Due: Wednesday, January 29th in class.

Remember to take a look at the grading guidelines.

Reading assignment: Kleinberg-Tardos, Chapter 4.

In solving the problem sets, you are allowed to collaborate with fellow students taking the class, but remember that you are required to write up the solutions by yourself. If you do collaborate in any way, you must acknowledge, for each problem, the people you worked with on that problem.

The problems have been carefully chosen for their pedagogical value, and hence might be similar to those given in past offerings of this course at UW, or similar to other courses at other schools.  Using any pre-existing solutions from these sources, for from the web, constitutes a violation of the academic integrity you are expected to exemplify, and is strictly prohibited.

Most of the problems only require one or two key ideas for their solution. It will help you a lot to spell out these main ideas so that you can get most of the credit for a problem even if you err on the finer details. A final piece of advice:  Start working on the problem sets early!  Don't wait until the day (or few days) before they're due.

Problems

  1. In class, we saw how to compute a topological sort of a DAG with a simple algorithm. In this problem, you should modify the recursive DFS algorithm to compute a topological ordering in O(m+n) time. Your algorithm should simply print out a list of nodes in topological order.

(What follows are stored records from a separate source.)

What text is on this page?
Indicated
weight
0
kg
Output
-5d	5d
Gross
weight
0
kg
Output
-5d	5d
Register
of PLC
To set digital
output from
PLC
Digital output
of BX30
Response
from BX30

  2. Kleinberg and Tardos, Chapter 4, Problem 3
  3. Kleinberg and Tardos, Chapter 4, Problem 5
  4. Kleinberg and Tardos, Chapter 4, Problem 2
  5. Kleinberg and Tardos, Chapter 4, Problem 10

Extra credit

  1. Suppose you are given a list of n numbers D[1], D[2], ..., D[n]. Design an algorithm that decides whether there exists an undirected graph G=(V,E) whose vertex degrees are precisely D[1], D[2], ..., D[n]. In other words, the graph will have n vertices and the degree of vertex i is D[i]. G should be a simple graph (no multiple edges between the same pair of vertices, and no self-loops). Your algorithm should run in polynomial time, i.e. O(n^c) for some constant c.